After this study, we wanted to see if progesterone and the motivation to affiliate had the same effect on men. First we brought men into the lab and got saliva samples. Then we randomly assigned them one of three conditions: affiliative, opposite-sex sexual, and neutral. We used word puzzles that involved filling in blank letters to get participants into a certain state of mind. For example, in the sexual condition, men would have filled out BR_ _ _ TS (Breasts) and in the affiliative condition would have filled out FRI _ _ NDS (Friends).
We found not only that men in the affiliative condition showed higher scores on the measure of homoerotic motivation, but also that progesterone interacted significantly with the priming condition, such that men in the affiliative condition with high progesterone showed the highest scores on homoerotic motivation. Sexual primes, on the other hand, did not increase homoerotic motivation, perhaps because they indicated that reproductive success was a possibility and thus affiliative homoerotic interactions might not be the most adaptive at that time.
Is there a gay gene?
These results have some intriguing implications. One question that might arise is, “What does this research mean for people who are exclusively homosexual?” Many hypotheses have been offered about why exclusive homosexual orientation might exist. For example, a few studies have shown that the female relatives of gay men are more fertile; thus homosexuality might be a byproduct of genes for increased female fertility.
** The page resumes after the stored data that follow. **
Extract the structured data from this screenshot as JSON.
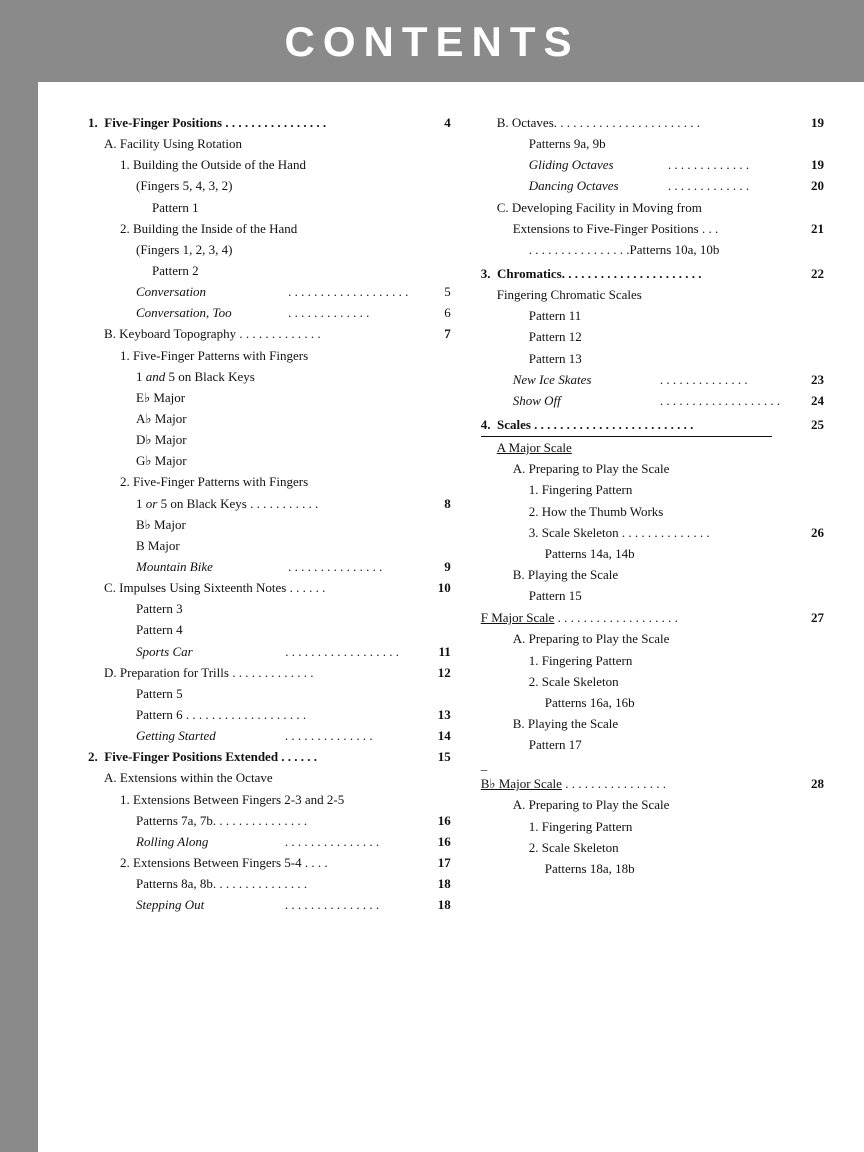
{
  "header": {
    "title": "CONTENTS",
    "bg_color": "#8a8a8a"
  },
  "left_column": {
    "sections": []
  }
}
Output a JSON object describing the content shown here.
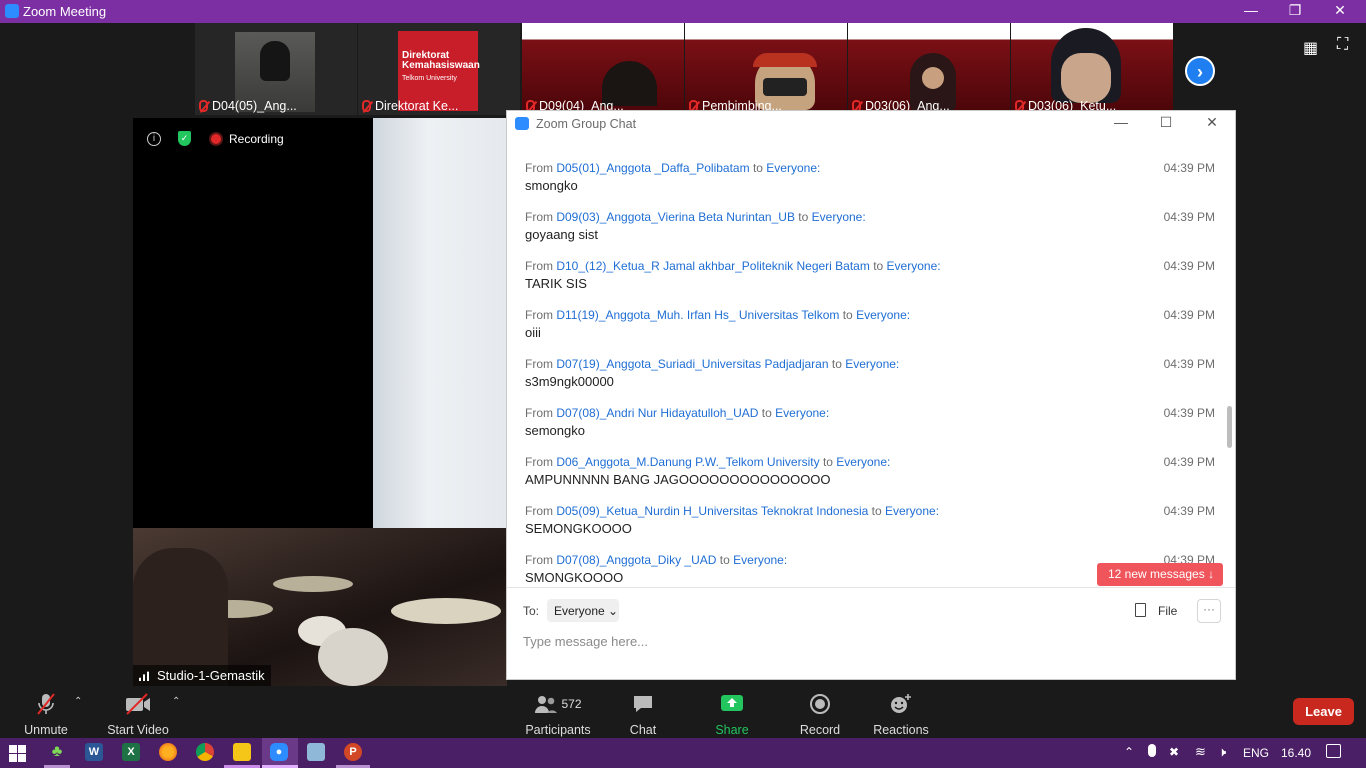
{
  "window": {
    "title": "Zoom Meeting"
  },
  "tiles": [
    {
      "name": "D04(05)_Ang..."
    },
    {
      "name": "Direktorat Ke...",
      "logo_text": "Direktorat Kemahasiswaan",
      "logo_sub": "Telkom University"
    },
    {
      "name": "D09(04)_Ang..."
    },
    {
      "name": "Pembimbing..."
    },
    {
      "name": "D03(06)_Ang..."
    },
    {
      "name": "D03(06)_Ketu..."
    }
  ],
  "main_video": {
    "recording_label": "Recording",
    "participant_label": "Studio-1-Gemastik"
  },
  "chat": {
    "title": "Zoom Group Chat",
    "messages": [
      {
        "prefix": "From",
        "sender": "D05(01)_Anggota _Daffa_Polibatam",
        "to_word": "to",
        "recipient": "Everyone:",
        "time": "04:39 PM",
        "text": "smongko"
      },
      {
        "prefix": "From",
        "sender": "D09(03)_Anggota_Vierina Beta Nurintan_UB",
        "to_word": "to",
        "recipient": "Everyone:",
        "time": "04:39 PM",
        "text": "goyaang sist"
      },
      {
        "prefix": "From",
        "sender": "D10_(12)_Ketua_R Jamal akhbar_Politeknik Negeri Batam",
        "to_word": "to",
        "recipient": "Everyone:",
        "time": "04:39 PM",
        "text": "TARIK SIS"
      },
      {
        "prefix": "From",
        "sender": "D11(19)_Anggota_Muh. Irfan Hs_ Universitas Telkom",
        "to_word": "to",
        "recipient": "Everyone:",
        "time": "04:39 PM",
        "text": "oiii"
      },
      {
        "prefix": "From",
        "sender": "D07(19)_Anggota_Suriadi_Universitas Padjadjaran",
        "to_word": "to",
        "recipient": "Everyone:",
        "time": "04:39 PM",
        "text": "s3m9ngk00000"
      },
      {
        "prefix": "From",
        "sender": "D07(08)_Andri Nur Hidayatulloh_UAD",
        "to_word": "to",
        "recipient": "Everyone:",
        "time": "04:39 PM",
        "text": "semongko"
      },
      {
        "prefix": "From",
        "sender": "D06_Anggota_M.Danung P.W._Telkom University",
        "to_word": "to",
        "recipient": "Everyone:",
        "time": "04:39 PM",
        "text": "AMPUNNNNN BANG JAGOOOOOOOOOOOOOOO"
      },
      {
        "prefix": "From",
        "sender": "D05(09)_Ketua_Nurdin H_Universitas Teknokrat Indonesia",
        "to_word": "to",
        "recipient": "Everyone:",
        "time": "04:39 PM",
        "text": "SEMONGKOOOO"
      },
      {
        "prefix": "From",
        "sender": "D07(08)_Anggota_Diky _UAD",
        "to_word": "to",
        "recipient": "Everyone:",
        "time": "04:39 PM",
        "text": "SMONGKOOOO"
      }
    ],
    "new_messages": "12 new messages",
    "to_label": "To:",
    "to_value": "Everyone",
    "file_label": "File",
    "input_placeholder": "Type message here..."
  },
  "toolbar": {
    "unmute": "Unmute",
    "start_video": "Start Video",
    "participants_count": "572",
    "participants": "Participants",
    "chat": "Chat",
    "share_screen": "Share Screen",
    "record": "Record",
    "reactions": "Reactions",
    "leave": "Leave"
  },
  "taskbar": {
    "language": "ENG",
    "time": "16.40"
  },
  "colors": {
    "title_bar": "#7c2ea3",
    "share_green": "#22c55e",
    "leave_red": "#c8281e",
    "link_blue": "#1f6ed4",
    "new_msgs": "#f0555b",
    "taskbar": "#4b1f66"
  }
}
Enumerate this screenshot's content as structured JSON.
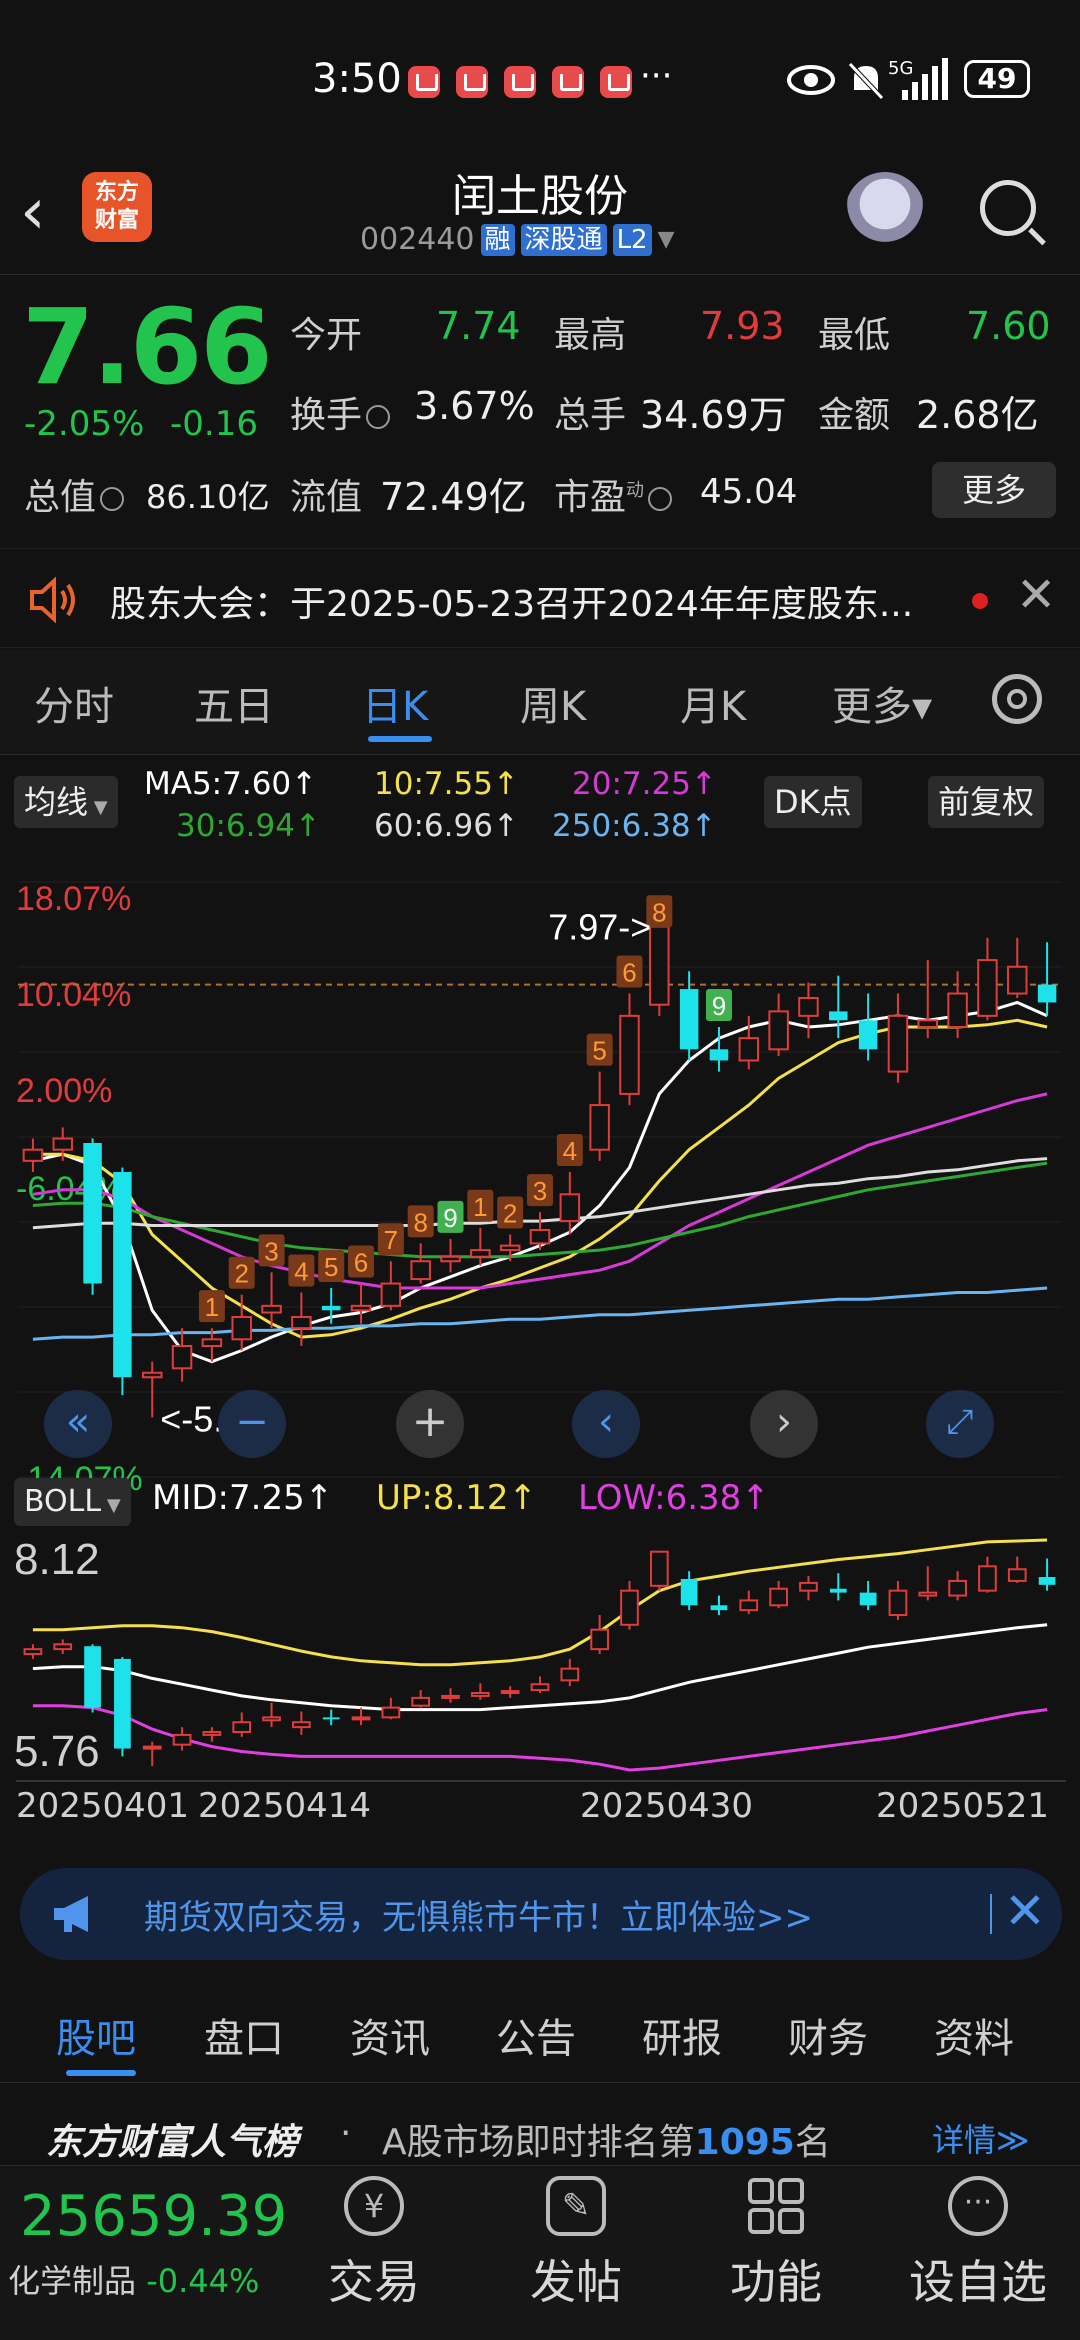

Our research suggests that if the motivation to engage sexually with others of the same sex is adaptive and affiliative, it is unlikely there will be a “gay gene,” since adaptive traits tend to be regulated by multiple genes, and there will be variability in how much this trait is expressed.
Like any trait that is maintained in the population, there will be people who fall on either extreme of the continuum from exclusively homosexual to exclusively heterosexual. In societies where even affectionate contact between members of the same sex is culturally repressed, we may not see the full range of affiliative same-sex interactions. But, as we are already seeing, as cultural norms change, so too will the expression of the full diversity of affiliative same-sex interactions.